An integrated method for three-phase AC excitation and high-frequency voltage signal injection for sensorless starting of aircraft starter/generator

This paper proposes an integrated method of three-phase ac excitation and high-frequency voltage signal injection (HFVSI) for sensorless controlled starting of brushless synchronous machines (BSM) used as starter/generator in variable frequency ac power systems of civil aircraft. Fixed 400 Hz of the three-phase ac power is adopted both for the ac excitation and HFVSI in the initial starting process to eliminate the bulky rotor position sensor for BSM. The resulting 6th sequence harmonic voltage determined by the rotating rectifier is utilized as the HFVSI into the field-winding of main generator without any extra high-frequency signal injection.
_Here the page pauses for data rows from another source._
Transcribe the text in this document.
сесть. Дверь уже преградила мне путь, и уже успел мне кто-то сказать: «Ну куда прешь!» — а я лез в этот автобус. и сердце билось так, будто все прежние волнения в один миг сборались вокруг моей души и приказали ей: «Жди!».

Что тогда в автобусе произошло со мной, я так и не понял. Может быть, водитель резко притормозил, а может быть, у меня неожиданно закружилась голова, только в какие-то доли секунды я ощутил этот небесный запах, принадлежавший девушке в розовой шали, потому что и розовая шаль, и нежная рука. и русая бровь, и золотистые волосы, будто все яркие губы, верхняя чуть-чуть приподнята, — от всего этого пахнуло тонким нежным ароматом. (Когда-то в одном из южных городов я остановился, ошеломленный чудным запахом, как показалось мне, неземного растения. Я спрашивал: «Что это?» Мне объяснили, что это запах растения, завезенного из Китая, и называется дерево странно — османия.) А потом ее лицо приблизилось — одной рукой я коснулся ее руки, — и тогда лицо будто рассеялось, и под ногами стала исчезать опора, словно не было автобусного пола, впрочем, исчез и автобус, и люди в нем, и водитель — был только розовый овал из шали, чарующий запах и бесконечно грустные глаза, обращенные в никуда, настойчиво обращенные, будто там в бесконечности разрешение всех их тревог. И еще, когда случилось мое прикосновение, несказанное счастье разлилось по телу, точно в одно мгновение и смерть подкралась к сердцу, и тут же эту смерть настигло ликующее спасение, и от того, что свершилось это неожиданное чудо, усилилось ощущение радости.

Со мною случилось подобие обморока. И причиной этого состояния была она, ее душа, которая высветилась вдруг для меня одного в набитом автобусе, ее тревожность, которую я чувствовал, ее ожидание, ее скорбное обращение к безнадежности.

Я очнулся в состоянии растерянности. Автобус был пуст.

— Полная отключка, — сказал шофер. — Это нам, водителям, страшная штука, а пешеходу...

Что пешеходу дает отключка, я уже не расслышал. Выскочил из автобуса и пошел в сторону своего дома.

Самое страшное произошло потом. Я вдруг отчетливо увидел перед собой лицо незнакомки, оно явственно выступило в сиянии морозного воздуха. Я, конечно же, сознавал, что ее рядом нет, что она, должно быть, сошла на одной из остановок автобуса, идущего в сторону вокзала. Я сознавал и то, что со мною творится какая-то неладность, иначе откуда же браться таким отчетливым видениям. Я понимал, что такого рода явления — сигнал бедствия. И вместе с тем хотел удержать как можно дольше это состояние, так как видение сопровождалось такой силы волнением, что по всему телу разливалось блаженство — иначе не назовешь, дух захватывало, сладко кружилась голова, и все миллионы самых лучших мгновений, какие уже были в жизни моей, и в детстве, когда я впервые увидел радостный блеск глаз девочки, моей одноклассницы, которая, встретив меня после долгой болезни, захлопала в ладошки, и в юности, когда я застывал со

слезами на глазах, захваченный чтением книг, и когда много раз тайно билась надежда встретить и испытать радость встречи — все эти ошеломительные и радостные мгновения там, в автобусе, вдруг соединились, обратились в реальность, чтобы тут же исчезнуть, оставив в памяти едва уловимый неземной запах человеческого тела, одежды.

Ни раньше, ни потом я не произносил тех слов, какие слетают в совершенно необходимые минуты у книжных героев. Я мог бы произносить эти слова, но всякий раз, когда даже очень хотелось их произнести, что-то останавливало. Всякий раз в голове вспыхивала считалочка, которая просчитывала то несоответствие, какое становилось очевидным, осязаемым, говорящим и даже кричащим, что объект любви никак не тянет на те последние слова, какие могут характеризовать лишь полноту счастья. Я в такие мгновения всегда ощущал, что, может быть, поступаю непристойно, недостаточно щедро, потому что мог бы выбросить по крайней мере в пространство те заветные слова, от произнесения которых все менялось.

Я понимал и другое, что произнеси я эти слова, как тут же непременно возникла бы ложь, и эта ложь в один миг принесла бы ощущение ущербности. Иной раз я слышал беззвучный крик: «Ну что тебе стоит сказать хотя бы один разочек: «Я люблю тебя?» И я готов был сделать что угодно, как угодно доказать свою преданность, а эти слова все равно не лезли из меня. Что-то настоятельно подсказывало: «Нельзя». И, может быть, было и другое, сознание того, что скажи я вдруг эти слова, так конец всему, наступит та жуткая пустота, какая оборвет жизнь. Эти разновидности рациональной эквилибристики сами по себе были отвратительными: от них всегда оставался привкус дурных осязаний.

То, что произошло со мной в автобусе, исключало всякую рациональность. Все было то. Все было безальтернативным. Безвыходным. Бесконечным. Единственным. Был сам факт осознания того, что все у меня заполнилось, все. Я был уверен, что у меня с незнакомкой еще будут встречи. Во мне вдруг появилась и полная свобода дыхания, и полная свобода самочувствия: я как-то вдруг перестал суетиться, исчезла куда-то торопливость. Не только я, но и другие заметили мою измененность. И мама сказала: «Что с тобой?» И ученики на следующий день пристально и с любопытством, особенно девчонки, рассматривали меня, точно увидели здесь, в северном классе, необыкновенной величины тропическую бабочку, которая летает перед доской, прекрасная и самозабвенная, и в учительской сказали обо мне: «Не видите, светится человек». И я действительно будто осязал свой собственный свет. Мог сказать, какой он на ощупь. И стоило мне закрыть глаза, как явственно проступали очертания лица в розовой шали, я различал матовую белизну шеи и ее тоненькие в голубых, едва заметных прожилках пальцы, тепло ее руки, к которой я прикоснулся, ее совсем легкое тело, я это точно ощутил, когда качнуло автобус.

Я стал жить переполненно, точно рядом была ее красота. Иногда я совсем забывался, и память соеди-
The rotor position is estimated by the high-frequency response signals extracted from the armature windings of main generator. Due to the nonlinear rotating rectifier linked in the HFSI chain, a novel frequency-insensitive asynchronous demodulation strategy is proposed in this paper for rotor position estimation. Furthermore, the initial rotor position detection is calibrated by polarity decision of the induced currents of the armature windings within the establishment procedure of field current of the main generator at standstill. The effectiveness of the ac excitation and feasibility of rotor position estimation for sensorless starting control of BSM are validated by the simulation and experimental results.